Summer’s end is upon us, and I’ve been too busy at work lately to catch a long enough break to make it down the street to the Greenmarket. When I consider how many seasons I’ll get to take part in during this lifetime, it seems almost criminal to not eat well of every single one.
I went to the store tonight and bought butternut squash and Lacinato kale. Bring on the cooler air. I’m not missing Autumn’s veggies, even if I can’t buy directly from the farmers.
I don’t remember buying this postcard, but I found it with a few that I bought on the old strip in Vegas, so that’s my best guess. Atlantic City in Vegas… weird. Then again, everything in Vegas is weird.
Riffing on the mismatch between book and passage from Justin’s correspondence (That Delicate Reserve, 02.09), I’ve juxtaposed something campy and lighthearted with something darker and totally unrelated.

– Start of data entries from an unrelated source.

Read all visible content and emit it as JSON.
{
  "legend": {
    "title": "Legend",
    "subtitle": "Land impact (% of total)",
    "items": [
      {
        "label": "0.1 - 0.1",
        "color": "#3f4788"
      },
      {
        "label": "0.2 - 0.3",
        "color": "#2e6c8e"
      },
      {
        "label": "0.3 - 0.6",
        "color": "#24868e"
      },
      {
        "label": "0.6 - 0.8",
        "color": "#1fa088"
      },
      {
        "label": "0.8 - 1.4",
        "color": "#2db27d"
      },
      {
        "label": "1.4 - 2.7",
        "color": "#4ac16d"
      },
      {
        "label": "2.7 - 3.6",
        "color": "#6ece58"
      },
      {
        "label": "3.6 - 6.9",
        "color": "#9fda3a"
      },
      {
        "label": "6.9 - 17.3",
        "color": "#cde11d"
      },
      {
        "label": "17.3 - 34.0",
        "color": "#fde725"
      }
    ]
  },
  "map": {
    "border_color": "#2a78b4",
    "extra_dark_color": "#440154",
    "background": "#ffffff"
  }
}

The quote is from the Charles Bukowski poem, Dinosauria, We. There’s a kind of creepy reading by him on YouTube that I just discovered this morning, here. I find that reading poetry leads to better comprehension than listening; if you’re like me, you can find the text (albeit without the stanza breaks – boo) here.
Googling for the text of the poem just now taught me that MF Doom’s album title Born Like This was taken from the same poem. I knew I loved that guy!
I nearly forgot to post today. I think I had too much sleep – over 12 hours! I bailed on a class last night to sleep, and tonight I’m bailing on another class to put away the enormous amount of laundry that I did yesterday (most of it is still hanging in every doorway and from my shower curtain rod). Likewise, I’m bailing on this entry. The postcard and my love of Raquel will have to stand alone.
I figured that at some point I would start writing quotes or passages on postcards, but Justin (and Nick) beat me to it. What’s interesting here is that the passage is not from the book pictured on the postcard. Rather, it is from the first section in Confessions of an English Opium-Eater by Thomas de Quincey. I haven’t read either of these works. I wonder if Justin is suggesting that I ought to?
The double ended arrow at the bottom right seems to be drawn over an erased “<<LOL>>” – I’m curious why he decided against the LOL and chose the arrow. Brooklyn is spelled “Brooklyl” – is he mocking me with a joke that I’m too daft to get? This postcard contains no answers, only questions.